La Cuaresma toma nombre del tiempo que transcurre desde el Miércoles de Ceniza al Domingo de Ramos, cuarenta días, y a la vez hace referencia a la travesía de Israel por el desierto, durante cuarenta años, y a la estancia de Jesús, quien, por obediencia al Espíritu, permaneció durante cuarenta días y cuarenta noches en el lugar de la tentación.

La cuarentena puede ser un tiempo propicio en el proceso de maduración personal y espiritual, según sea el crecimiento de la libertad interior ante los poderes idolátricos que nos rodean y también en la posible experiencia de intimidad en el trato con Dios.

Hace falta distanciarse del contexto habitual para descubrir las dependencias e idolatrías que nos amenazan, si es que no hemos sucumbido ante ellas. Jesús, alejado del Jordán, padece la tentación, y se convierte en testigo de la victoria sobre el mal. El Pueblo de Israel, en la noche pascual, sale de la esclavitud de Faraón, y durante la larga travesía del Éxodo purifica sus errores, hasta alcanzar la tierra de la promesa, de la mano de Moisés y con el auxilio de Dios.

La Cuaresma existe en razón de la Pascua. Es un tiempo en el que se nos invita a salir, a romper con toda esclavitud, dependencia, falta de libertad interior, idolatría, que pueden anidar en lo más profundo de nuestro ser, y por ello hace falta la terapia de la cuarentena, para extirpar de raíz todo germen de mal -como sucede en la estrategia médica, cuando se pone al enfermo en estrecha vigilancia- y renovar las promesas bautismales en la Vigilia Pascual.

En este tiempo, la Iglesia nos ofrece especialmente el acompañamiento de la Palabra de Dios, el sacramento de la reconciliación, la participación en la mesa del Señor. Nos invita a practicar la caridad con la limosna, a ejercitar el dominio propio con el ayuno, y a descubrir la revelación del amor de Dios y su llamada en la oración.

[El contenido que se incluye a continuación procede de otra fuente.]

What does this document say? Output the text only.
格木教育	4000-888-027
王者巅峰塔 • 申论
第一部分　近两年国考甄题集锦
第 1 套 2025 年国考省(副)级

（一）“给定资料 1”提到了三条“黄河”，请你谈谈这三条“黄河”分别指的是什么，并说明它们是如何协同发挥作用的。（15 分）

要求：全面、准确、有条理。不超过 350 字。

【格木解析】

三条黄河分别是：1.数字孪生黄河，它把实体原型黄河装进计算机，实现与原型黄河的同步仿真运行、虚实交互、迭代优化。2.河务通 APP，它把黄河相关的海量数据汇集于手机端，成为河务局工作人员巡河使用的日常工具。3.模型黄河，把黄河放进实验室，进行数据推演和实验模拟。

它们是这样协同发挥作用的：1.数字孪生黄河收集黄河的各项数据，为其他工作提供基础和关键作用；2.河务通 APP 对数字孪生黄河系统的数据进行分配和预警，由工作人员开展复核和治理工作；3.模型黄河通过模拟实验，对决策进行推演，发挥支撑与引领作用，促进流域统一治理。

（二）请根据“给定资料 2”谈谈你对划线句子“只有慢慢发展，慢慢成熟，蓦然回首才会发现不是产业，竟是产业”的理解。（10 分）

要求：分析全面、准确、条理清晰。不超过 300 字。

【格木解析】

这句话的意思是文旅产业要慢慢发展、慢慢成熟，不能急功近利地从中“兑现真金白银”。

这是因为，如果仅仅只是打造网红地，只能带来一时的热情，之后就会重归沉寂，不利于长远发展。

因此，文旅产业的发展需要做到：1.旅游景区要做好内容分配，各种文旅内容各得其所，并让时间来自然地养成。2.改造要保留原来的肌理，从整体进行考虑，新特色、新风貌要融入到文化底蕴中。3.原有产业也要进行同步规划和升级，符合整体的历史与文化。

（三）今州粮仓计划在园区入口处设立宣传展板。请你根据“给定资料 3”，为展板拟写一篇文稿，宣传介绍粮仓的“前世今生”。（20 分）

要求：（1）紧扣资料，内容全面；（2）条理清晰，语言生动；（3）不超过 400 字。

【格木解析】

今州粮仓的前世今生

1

Este año estoy viviendo el cuarenta aniversario de mi ordenación sacerdotal y de mi estancia en Buenafuente. Con estas resonancias, la Cuaresma toma especial significado para mí. Pido a Dios que me conceda su misericordia y que sea un tiempo de gracia definitivo, para librarme de toda atadura que no sea mi pertenencia absoluta a Él, en servicio a los que se me han confiado. Después de cuarenta años en el deseo de fidelidad, descubro que yo solo no puedo. Ni la edad, ni los acontecimientos providenciales, ni el esfuerzo son suficientes para arrancar de raíz el mal. Se necesita la gracia, el don del Espíritu, la mano tendida del Señor, que derriben el obstáculo que impide pisar la tierra de la promesa, gozar de la libertad filial, sentir la pertenencia absoluta a Dios para superar todas las dificultades.

Durante este tiempo, camino de la Pascua, me pregunto: ¿Qué me esclaviza? ¿Qué dependencia me hace tropezar? ¿Acaso sigue en mí el afán de riqueza, de poder, de poseer? ¿Dios es mi único Dios? ¿Qué afán me distrae de poner los ojos sólo en Cristo? ¿Soy de Él?